“Wishful thinking,” said Mr James Vickers on alternative sources leaving the market should a big event strike.
Clearly, if there is a big event, some of the funds are going to have trouble but the majority will not. “Alternative sources of capital have matured. A lot of the capital is now coming from investors with a much longer timescale. It is a permanent part of the market now and we are likely to see more capital coming in,” he said.
In fact, in some areas of the market, ILS funds are even more mature and disciplined in their approach than traditional reinsurers. For example, the Florida CAT rates. He said: “As rates come down to a point where they cannot hit the returns promised to investors, ILS Funds are withdrawing their capacity. Whereas traditional reinsurers may adjust their portfolio in a bid to keep writing.”
The hybrid way
With alternative sources of capital a permanent feature, the market is coming together in a hybrid way. Some traditional reinsurers are also performing the role of fund managers by managing pools of capital and using their skills to source business. Likewise, some ILS funds are also setting up their own reinsurance Companies.
“That is the trend to come. Some form of hybrid model where mangers manage different pools of capital,” he said.
This makes the role of a reinsurance broker even more important as strategic buying of reinsurance becomes more complicated. The analytics around assessing risks and structuring has become more sophisticated. “As regards the transferring of risk, the advice and knowledge around who to place it with and which markets might be best will be more complex and buyers will need to rely more on the advice of brokers,” he said
And Willis Towers Watson is well-positioned to succeed. Mr Vickers said: “We have had a turbo-charged boost following our merger with Towers Watson. We’ve always had a significant capability, and now we have a massively bigger capability. We have a whole suite of service offerings so there’s really virtually no type of service that a primary company or reinsurer might want that we can’t provide.”
The current market
On the state of the current market, he expects that reinsurers are not going to push substantially for rate increases. “There will be some continued gradual softening of the market. Probably less than we’ve seen in the previous years but it is still not going to completely stabilise and certainly not reverse.”
There are some encouraging signs. “The big buyers that were retaining more risks, now seem to be recognising the capital efficiency and earning stability that they can gain so we are seeing more reinsurance premium flowing back into the market,” he said.
“In Asia, it is largely the same. Sure, there is underlying growth in premium in most markets in the region and it makes people hungrier as everyone is looking for growth. But the same macro trends occurring around the world apply exactly to Asia,” he added.

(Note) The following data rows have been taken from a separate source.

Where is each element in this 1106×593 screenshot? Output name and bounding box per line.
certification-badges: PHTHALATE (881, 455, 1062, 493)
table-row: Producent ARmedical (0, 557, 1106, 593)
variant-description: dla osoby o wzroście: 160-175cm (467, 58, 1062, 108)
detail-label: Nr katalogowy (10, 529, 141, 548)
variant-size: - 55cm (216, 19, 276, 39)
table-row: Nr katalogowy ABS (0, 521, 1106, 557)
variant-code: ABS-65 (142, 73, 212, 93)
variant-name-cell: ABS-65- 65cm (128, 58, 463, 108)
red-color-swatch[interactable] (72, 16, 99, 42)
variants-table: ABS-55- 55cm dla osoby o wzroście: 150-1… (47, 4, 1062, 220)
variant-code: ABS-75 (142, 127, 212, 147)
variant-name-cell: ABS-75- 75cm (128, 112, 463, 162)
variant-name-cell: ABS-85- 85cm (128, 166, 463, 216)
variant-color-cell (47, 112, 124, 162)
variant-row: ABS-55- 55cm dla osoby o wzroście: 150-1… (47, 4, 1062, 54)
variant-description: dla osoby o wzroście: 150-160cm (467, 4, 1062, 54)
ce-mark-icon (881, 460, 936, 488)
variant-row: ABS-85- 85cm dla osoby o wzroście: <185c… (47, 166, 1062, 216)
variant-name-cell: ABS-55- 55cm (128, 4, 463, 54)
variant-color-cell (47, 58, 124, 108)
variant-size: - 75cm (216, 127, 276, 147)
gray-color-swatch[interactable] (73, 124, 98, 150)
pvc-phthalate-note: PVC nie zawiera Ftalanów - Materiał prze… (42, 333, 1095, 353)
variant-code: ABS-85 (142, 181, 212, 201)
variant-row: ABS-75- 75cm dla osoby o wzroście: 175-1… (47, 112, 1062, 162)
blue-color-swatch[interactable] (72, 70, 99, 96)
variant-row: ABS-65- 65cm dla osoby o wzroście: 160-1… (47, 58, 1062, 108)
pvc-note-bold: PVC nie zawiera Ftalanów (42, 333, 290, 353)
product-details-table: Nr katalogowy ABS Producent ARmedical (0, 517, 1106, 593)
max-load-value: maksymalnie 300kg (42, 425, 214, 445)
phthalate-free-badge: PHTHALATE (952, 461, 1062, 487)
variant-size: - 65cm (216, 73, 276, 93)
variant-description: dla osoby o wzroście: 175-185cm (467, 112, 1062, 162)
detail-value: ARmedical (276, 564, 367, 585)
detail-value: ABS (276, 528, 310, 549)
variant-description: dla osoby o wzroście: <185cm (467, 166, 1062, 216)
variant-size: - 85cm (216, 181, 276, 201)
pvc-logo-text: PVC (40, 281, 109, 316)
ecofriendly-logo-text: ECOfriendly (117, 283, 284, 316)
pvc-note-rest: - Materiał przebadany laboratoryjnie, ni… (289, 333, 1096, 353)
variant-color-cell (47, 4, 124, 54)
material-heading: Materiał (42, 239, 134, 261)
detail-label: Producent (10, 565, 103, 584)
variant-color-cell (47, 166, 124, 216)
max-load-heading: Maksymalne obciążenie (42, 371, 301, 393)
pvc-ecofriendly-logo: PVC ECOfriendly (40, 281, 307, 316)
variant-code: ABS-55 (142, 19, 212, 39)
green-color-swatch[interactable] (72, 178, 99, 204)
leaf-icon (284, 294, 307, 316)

On concerns, he cited the increasing localisation of regulations. “My working career has always been about globalisation. In the last few years, it seems to be going in reverse. More countries are getting tougher and are seeking to restrict the flows of reinsurance premiums. It runs counter to the whole concept of reinsurance with free flow of capital and risk diversification around the world,” he said.
The global reinsurance industry has to do a better job at explaining the value it brings and the constructive role that it plays in supporting resilience in the wider society.
“Hence developments such as the Insurance Development Forum, are very important platforms to help us achieve this goal. Willis Towers Watson is very heavily involved as a key driver of the initiative. If we, as an industry, can demonstrate our value to society, it will help us to explain why some of these de-globalisation trends are not helpful to society as a whole,” he concluded.